A Surefire Way to Improve Your Photography With One Critical Change – Fstoppers

Roland Barthes was a theorist and philosopher whose literary contributions to photography are still discussed and hold relevance today. I believe he is mandatory reading for anyone who considers themselves a photographer in any capacity.

Barthes’ writing is expansive, its scope spanning beyond what a single article can confidently cover. In this article, I will focus on his essay “The Rhetoric of the Image” as a guide for finding meaning in images.

All images have meaning, but what that meaning is and how it is conveyed depends on the image. For example, a photograph of a loaf of bread in your local grocery store catalog might have a very different meaning to you than, say, an old image of a deceased family member. The former is indexical: it simply tells you what the product is or looks like. The latter, while still indexical, also has deeper meaning based on your connection to the person in the image.

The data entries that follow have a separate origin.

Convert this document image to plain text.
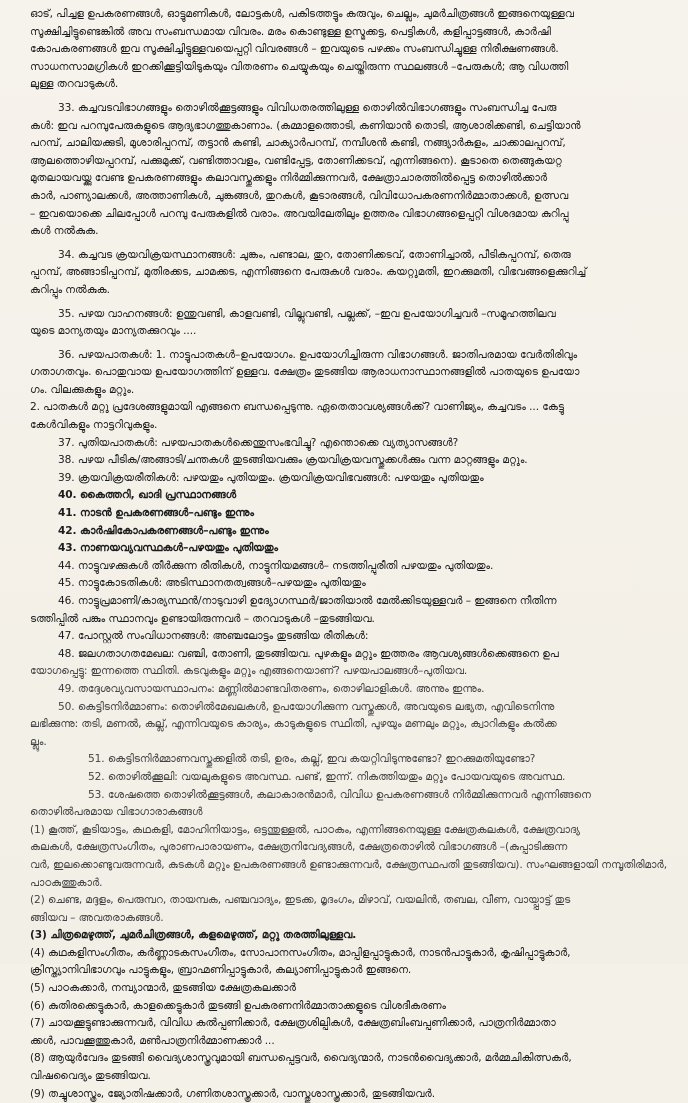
ഓട്, പിച്ചള ഉപകരണങ്ങൾ, ഓട്ടുമണികൾ, ലോട്ടകൾ, പകിടത്തട്ടും കരുവും, ചെല്ലം, ചുമർചിത്രങ്ങൾ ഇങ്ങനെയുള്ളവ
സൂക്ഷിച്ചിട്ടുണ്ടെങ്കിൽ അവ സംബന്ധമായ വിവരം. മരം കൊണ്ടുള്ള ഉസ്മക്കട്ട, പെട്ടികൾ, കളിപ്പാട്ടങ്ങൾ, കാർഷി
കോപകരണങ്ങൾ ഇവ സൂക്ഷിച്ചിട്ടുള്ളവയെപ്പറ്റി വിവരങ്ങൾ – ഇവയുടെ പഴക്കം സംബന്ധിച്ചുള്ള നിരീക്ഷണങ്ങൾ.
സാധനസാമഗ്രികൾ ഇറക്കിക്കൂട്ടിയിടുകയും വിതരണം ചെയ്യുകയും ചെയ്തിരുന്ന സ്ഥലങ്ങൾ –പേരുകൾ; ആ വിധത്തി
ലുള്ള തറവാടുകൾ.
33. കച്ചവടവിഭാഗങ്ങളും തൊഴിൽക്കൂട്ടങ്ങളും വിവിധതരത്തിലുള്ള തൊഴിൽവിഭാഗങ്ങളും സംബന്ധിച്ച പേരു
കൾ: ഇവ പറമ്പുപേരുകളുടെ ആദ്യഭാഗത്തുകാണാം. (കമ്മാളത്തൊടി, കണിയാൻ തൊടി, ആശാരിക്കണ്ടി, ചെട്ടിയാൻ
പറമ്പ്, ചാലിയക്കുടി, മുശാരിപ്പറമ്പ്, തട്ടാൻ കണ്ടി, ചാക്യാർപറമ്പ്, നമ്പീശൻ കണ്ടി, നങ്ങ്യാർകുളം, ചാക്കാലപ്പറമ്പ്,
ആലത്തൊഴിയപ്പറമ്പ്, പക്കുമുക്ക്, വണ്ടിത്താവളം, വണ്ടിപ്പേട്ട, തോണിക്കടവ്, എന്നിങ്ങനെ). കൂടാതെ തെങ്ങുകയറ്റ
മുതലായവയ്ക്കു വേണ്ട ഉപകരണങ്ങളും കലാവസ്തുക്കളും നിർമ്മിക്കുന്നവർ, ക്ഷേത്രാചാരത്തിൽപ്പെട്ട തൊഴിൽക്കാർ
കാർ, പാണ്യാലക്കൾ, അത്താണികൾ, ചുങ്കങ്ങൾ, തുറകൾ, കൂടാരങ്ങൾ, വിവിധോപകരണനിർമ്മാതാക്കൾ, ഉത്സവ
– ഇവയൊക്കെ ചിലപ്പോൾ പറമ്പു പേരുകളിൽ വരാം. അവയിലേതിലും ഉത്തരം വിഭാഗങ്ങളെപ്പറ്റി വിശദമായ കുറിപ്പു
കൾ നൽകുക.
34. കച്ചവട ക്രയവിക്രയസ്ഥാനങ്ങൾ: ചുങ്കം, പണ്ടാല, തുറ, തോണിക്കടവ്, തോണിച്ചാൽ, പീടികപ്പറമ്പ്, തെരു
പ്പറമ്പ്, അങ്ങാടിപ്പറമ്പ്, മുതിരക്കട, ചാമക്കട, എന്നിങ്ങനെ പേരുകൾ വരാം. കയറ്റുമതി, ഇറക്കുമതി, വിഭവങ്ങളെക്കുറിച്ച്
കുറിപ്പും നൽകുക.
35. പഴയ വാഹനങ്ങൾ: ഉന്തുവണ്ടി, കാളവണ്ടി, വില്ലുവണ്ടി, പല്ലക്ക്, –ഇവ ഉപയോഗിച്ചവർ –സമൂഹത്തിലവ
യുടെ മാന്യതയും മാന്യതക്കുറവും ....
36. പഴയപാതകൾ: 1. നാട്ടുപാതകൾ–ഉപയോഗം. ഉപയോഗിച്ചിരുന്ന വിഭാഗങ്ങൾ. ജാതിപരമായ വേർതിരിവും
ഗതാഗതവും. പൊതുവായ ഉപയോഗത്തിന് ഉള്ളവ. ക്ഷേത്രം തുടങ്ങിയ ആരാധനാസ്ഥാനങ്ങളിൽ പാതയുടെ ഉപയോ
ഗം. വിലക്കുകളും മറ്റും.
2. പാതകൾ മറ്റു പ്രദേശങ്ങളുമായി എങ്ങനെ ബന്ധപ്പെടുന്നു. ഏതെതാവശ്യങ്ങൾക്ക്? വാണിജ്യം, കച്ചവടം ... കേട്ടു
കേൾവികളും നാട്ടറിവുകളും.
37. പുതിയപാതകൾ: പഴയപാതകൾക്കെന്തുസംഭവിച്ചു? എന്തൊക്കെ വ്യത്യാസങ്ങൾ?
38. പഴയ പീടിക/അങ്ങാടി/ചന്തകൾ തുടങ്ങിയവക്കും ക്രയവിക്രയവസ്തുക്കൾക്കും വന്ന മാറ്റങ്ങളും മറ്റും.
39. ക്രയവിക്രയരീതികൾ: പഴയതും പുതിയതും. ക്രയവിക്രയവിഭവങ്ങൾ: പഴയതും പുതിയതും
40. കൈത്തറി, ഖാദി പ്രസ്ഥാനങ്ങൾ
41. നാടൻ ഉപകരണങ്ങൾ–പണ്ടും ഇന്നും
42. കാർഷികോപകരണങ്ങൾ–പണ്ടും ഇന്നും
43. നാണയവ്യവസ്ഥകൾ–പഴയതും പുതിയതും
44. നാട്ടുവഴക്കുകൾ തീർക്കുന്ന രീതികൾ, നാട്ടുനിയമങ്ങൾ– നടത്തിപ്പുരീതി പഴയതും പുതിയതും.
45. നാട്ടുകോടതികൾ: അടിസ്ഥാനതത്വങ്ങൾ–പഴയതും പുതിയതും
46. നാട്ടുപ്രമാണി/കാര്യസ്ഥൻ/നാടുവാഴി ഉദ്യോഗസ്ഥർ/ജാതിയാൽ മേൽക്കിടയുള്ളവർ – ഇങ്ങനെ നീതിന്ന
ടത്തിപ്പിൽ പങ്കും സ്ഥാനവും ഉണ്ടായിരുന്നവർ – തറവാടുകൾ –തുടങ്ങിയവ.
47. പോസ്റ്റൽ സംവിധാനങ്ങൾ: അഞ്ചലോട്ടം തുടങ്ങിയ രീതികൾ:
48. ജലഗതാഗതമേഖല: വഞ്ചി, തോണി, തുടങ്ങിയവ. പുഴകളും മറ്റും ഇത്തരം ആവശ്യങ്ങൾക്കെങ്ങനെ ഉപ
യോഗപ്പെട്ടു: ഇന്നത്തെ സ്ഥിതി. കടവുകളും മറ്റും എങ്ങനെയാണ്? പഴയപാലങ്ങൾ–പുതിയവ.
49. തദ്ദേശവ്യവസായസ്ഥാപനം: മണ്ണിൽമാണ്ടവിതരണം, തൊഴിലാളികൾ. അന്നും ഇന്നും.
50. കെട്ടിടനിർമ്മാണം: തൊഴിൽമേഖലകൾ, ഉപയോഗിക്കുന്ന വസ്തുക്കൾ, അവയുടെ ലഭ്യത, എവിടെനിന്നു
ലഭിക്കുന്നു: തടി, മണൽ, കല്ല്, എന്നിവയുടെ കാര്യം, കാടുകളുടെ സ്ഥിതി, പുഴയും മണലും മറ്റും, ക്വാറികളും കൽക്ക
ല്ലും.
51. കെട്ടിടനിർമ്മാണവസ്തുക്കളിൽ തടി, ഉരം, കല്ല്, ഇവ കയറ്റിവിടുന്നുണ്ടോ? ഇറക്കുമതിയുണ്ടോ?
52. തൊഴിൽക്കൂലി: വയലുകളുടെ അവസ്ഥ. പണ്ട്, ഇന്ന്. നികത്തിയതും മറ്റും പോയവയുടെ അവസ്ഥ.
53. ശേഷത്തെ തൊഴിൽക്കൂട്ടങ്ങൾ, കലാകാരൻമാർ, വിവിധ ഉപകരണങ്ങൾ നിർമ്മിക്കുന്നവർ എന്നിങ്ങനെ
തൊഴിൽപരമായ വിഭാഗാരാകങ്ങൾ
(1) കൂത്ത്, കൂടിയാട്ടം, കഥകളി, മോഹിനിയാട്ടം, ഒട്ടന്തുള്ളൽ, പാഠകം, എന്നിങ്ങനെയുള്ള ക്ഷേത്രകലകൾ, ക്ഷേത്രവാദ്യ
കലകൾ, ക്ഷേത്രസംഗീതം, പുരാണപാരായണം, ക്ഷേത്രനിവേദ്യങ്ങൾ, ക്ഷേത്രതൊഴിൽ വിഭാഗങ്ങൾ –(കുപ്പാടിക്കുന്ന
വർ, ഇലക്കൊണ്ടുവരുന്നവർ, കുടകൾ മറ്റും ഉപകരണങ്ങൾ ഉണ്ടാക്കുന്നവർ, ക്ഷേത്രസ്ഥപതി തുടങ്ങിയവ). സംഘങ്ങളായി നമ്പൂതിരിമാർ,
പാഠകുത്തുകാർ.
(2) ചെണ്ട, മദ്ദളം, പെരുമ്പറ, തായമ്പക, പഞ്ചവാദ്യം, ഇടക്ക, മൃദംഗം, മിഴാവ്, വയലിൻ, തബല, വീണ, വായ്പ്പാട്ട് തുട
ങ്ങിയവ – അവതരാകങ്ങൾ.
(3) ചിത്രമെഴുത്ത്, ചുമർചിത്രങ്ങൾ, കളമെഴുത്ത്, മറ്റു തരത്തിലുള്ളവ.
(4) കഥകളിസംഗീതം, കർണ്ണാടകസംഗീതം, സോപാനസംഗീതം, മാപ്പിളപ്പാട്ടുകാർ, നാടൻപാട്ടുകാർ, കൃഷിപ്പാട്ടുകാർ,
ക്രിസ്ത്യാനിവിഭാഗവും പാട്ടുകളും, ബ്രാഹ്മണിപ്പാട്ടുകാർ, കല്യാണിപ്പാട്ടുകാർ ഇങ്ങനെ.
(5) പാഠകക്കാർ, നമ്പ്യാന്മാർ, തുടങ്ങിയ ക്ഷേത്രകലക്കാർ
(6) കുതിരക്കെട്ടുകാർ, കാളക്കെട്ടുകാർ തുടങ്ങി ഉപകരണനിർമ്മാതാക്കളുടെ വിശദീകരണം
(7) ചായക്കൂട്ടുണ്ടാക്കുന്നവർ, വിവിധ കൽപ്പണിക്കാർ, ക്ഷേത്രശില്പികൾ, ക്ഷേത്രബിംബപ്പണിക്കാർ, പാത്രനിർമ്മാതാ
ക്കൾ, പാവക്കൂത്തുകാർ, മൺപാത്രനിർമ്മാണക്കാർ ...
(8) ആയുർവേദം തുടങ്ങി വൈദ്യശാസ്ത്രവുമായി ബന്ധപ്പെട്ടവർ, വൈദ്യന്മാർ, നാടൻവൈദ്യക്കാർ, മർമ്മചികിത്സകർ,
വിഷവൈദ്യം തുടങ്ങിയവ.
(9) തച്ചുശാസ്ത്രം, ജ്യോതിഷക്കാർ, ഗണിതശാസ്ത്രക്കാർ, വാസ്തുശാസ്ത്രക്കാർ, തുടങ്ങിയവർ.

So, how do you intentionally give meaning to images? Images, as per the example above, have meaning by way of two reasons. An image can denote meaning — that is to say, what is shown in the image holds literal meaning. A car photo has a car in it; it denotes a car. A burger photo has a burger in it; it denotes a burger. What is quite literally in the image is its denoted meaning.

To connote meaning means to hold meaning beyond the context of the physical or the literal image. This is better illustrated with some of the previous examples. For example, if we were to use the car or the burger mentioned earlier as advertising images, then how do you connote meaning to these objects? Advertising images trope this all the time; a typical car advertisement photograph might have a car in a landscape. The image denotes a car in a landscape; this same image connotes ideas of freedom or travel. A burger-advertising photograph might be a sexy up-close macro photo of the burger with melted cheese and glistening meat; the denoted meaning here is the burger. The connoted meaning intends to instill a hunger in the viewer as well as an idea of fulfillment if the viewer were to purchase and eat the burger.

With connoted meaning, a photograph of the thing has to be more than the thing itself. The photo has to hold meaning in its own right beyond the meaning of the objects in the photo. With the earlier example of the photo of the deceased family member; the denoted meaning is an indexical record of that person. The connoted meaning is intrinsic to your relationship with that person and the good times you shared. How that person made you feel is echoed in the photograph of the person; the photograph makes you feel how that person made you feel.

This all sounds amazing. But how do you apply any of this to your photography? Well, my advice would be to try to start with connoted meaning. Think first how you want your photographs to connote, and then, think of ways how you’d execute that into the image. What the image looks like or denotes is almost secondary to what the image feels like or connotes. This is easier said than done; you are changing the very way you approach image-making. I believe the resulting images will be leaps and bounds better, though!